Affermazioni rispetto alle quali in serata si sono sovrapposte le più rassicurazioni proposizioni contenute in una nota con la quale la stessa azienda sanitaria ha comunque confermato gli attuali numeri dei ricoveri ("A Verduno sono stati trasformati reparti e riorganizzate le attività, arrivando a oggi ad avere già allestito oltre 170 posti letto Covid di cui 11 in terapia intensiva e 28 in terapia subintensiva"), escludendo però dal novero del possibile la prospettiva di "un rischio collasso" per la struttura sanitaria. "Tutti i pazienti dell’ospedale Michele e Pietro Ferrero – si legge nello scritto – vengono ospitati in ambienti idonei e con attrezzature pienamente adeguate alle necessità, assistiti da medici e infermieri - competenti e abilitati all’esercizio delle professioni, che dimostrano grandissima professionalità e altruismo, profondendo un impegno ben al di sopra di quanto loro normalmente richiesto. Viene di conseguenza smentita ogni possibile interpretazione in merito al rischio che l’assistenza presso l’Ospedale Michele e Pietro Ferrero di Verduno possa risultare insufficiente o inadeguata".

Di avviso diverso La Motta, che ribadisce invece tutta la preoccupazione per le condizioni in cui medici, infermieri e Oss sono chiamati a lavorare in questo momento.
"Noi così non possiamo più reggere – ribadisce –. Parliamo di un ospedale da 300 posti potenziali avviato ad averne 200 di soli Covid, con tutte le conseguenze del caso in termini di assistenza dei pazienti e per la stessa salute degli operatori. I colleghi sono stremati, sottoposti a turni infiniti ed estenuanti, con giorni di riposo che saltano e ferie bloccate. Molti di loro sono a loro volta contagiati, insieme ad alcuni medici. Altri montano col pannolone per non abbandonare i degenti, mentre questi continuano ad arrivare in un numero che non può crescere all’infinito. Chi di dovere, a partire dalla Regione, deve prendere atto di questa situazione e assumere gli opportuni provvedimenti. Oppure dicano che vogliono che Verduno chiuda e che venga trasformato in un 'covid hospital’. Ma lo dicano".

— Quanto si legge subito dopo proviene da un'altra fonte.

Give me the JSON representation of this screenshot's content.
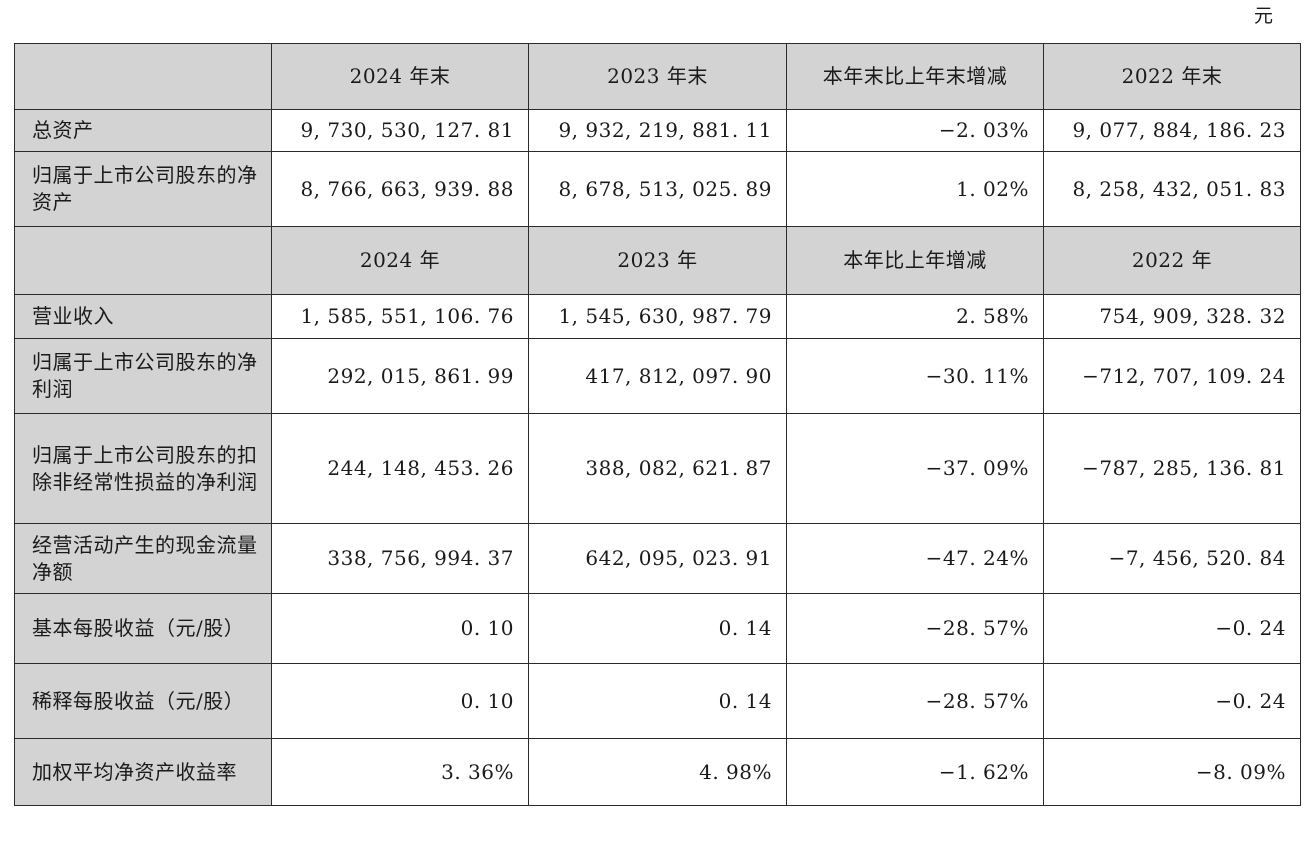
{
  "unit": "元",
  "header_end": [
    "2024 年末",
    "2023 年末",
    "本年末比上年末增减",
    "2022 年末"
  ],
  "header_year": [
    "2024 年",
    "2023 年",
    "本年比上年增减",
    "2022 年"
  ],
  "rows": [
    {
      "label": "总资产",
      "values": [
        "9, 730, 530, 127. 81",
        "9, 932, 219, 881. 11",
        "−2. 03%",
        "9, 077, 884, 186. 23"
      ]
    },
    {
      "label": "归属于上市公司股东的净资产",
      "values": [
        "8, 766, 663, 939. 88",
        "8, 678, 513, 025. 89",
        "1. 02%",
        "8, 258, 432, 051. 83"
      ]
    },
    {
      "label": "营业收入",
      "values": [
        "1, 585, 551, 106. 76",
        "1, 545, 630, 987. 79",
        "2. 58%",
        "754, 909, 328. 32"
      ]
    },
    {
      "label": "归属于上市公司股东的净利润",
      "values": [
        "292, 015, 861. 99",
        "417, 812, 097. 90",
        "−30. 11%",
        "−712, 707, 109. 24"
      ]
    },
    {
      "label": "归属于上市公司股东的扣除非经常性损益的净利润",
      "values": [
        "244, 148, 453. 26",
        "388, 082, 621. 87",
        "−37. 09%",
        "−787, 285, 136. 81"
      ]
    },
    {
      "label": "经营活动产生的现金流量净额",
      "values": [
        "338, 756, 994. 37",
        "642, 095, 023. 91",
        "−47. 24%",
        "−7, 456, 520. 84"
      ]
    },
    {
      "label": "基本每股收益（元/股）",
      "values": [
        "0. 10",
        "0. 14",
        "−28. 57%",
        "−0. 24"
      ]
    },
    {
      "label": "稀释每股收益（元/股）",
      "values": [
        "0. 10",
        "0. 14",
        "−28. 57%",
        "−0. 24"
      ]
    },
    {
      "label": "加权平均净资产收益率",
      "values": [
        "3. 36%",
        "4. 98%",
        "−1. 62%",
        "−8. 09%"
      ]
    }
  ]
}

Temi sui quali sempre ieri era intervenuto anche il consigliere regionale albese Ivano Martinetti, che nella stessa giornata è stato in visita a Verduno e a confronto con la direzione dell’Asl.
"La solidarietà territoriale nei ricoveri è necessaria e doverosa, ma qui c’è qualcosa che non va nei numeri – ha dichiarato l’esponente M5S al nostro giornale a visita terminata– . Qui siamo di fronte a un tasso di incidenza sul totale dei pazienti Covid che non dovrebbe superare il 50% e che invece è già andato ben al di là di quel valore, mentre in altre realtà della nostra provincia non mi risulta che stia avvenendo la stessa cosa. Da tempo denunciamo le carenze organizzative con cui la Regione sta affrontando l’emergenza, ma qui c’è il rischio che a breve la popolazione di questo territorio non possa più fare conto sul proprio ospedale per le proprie esigenze di salute".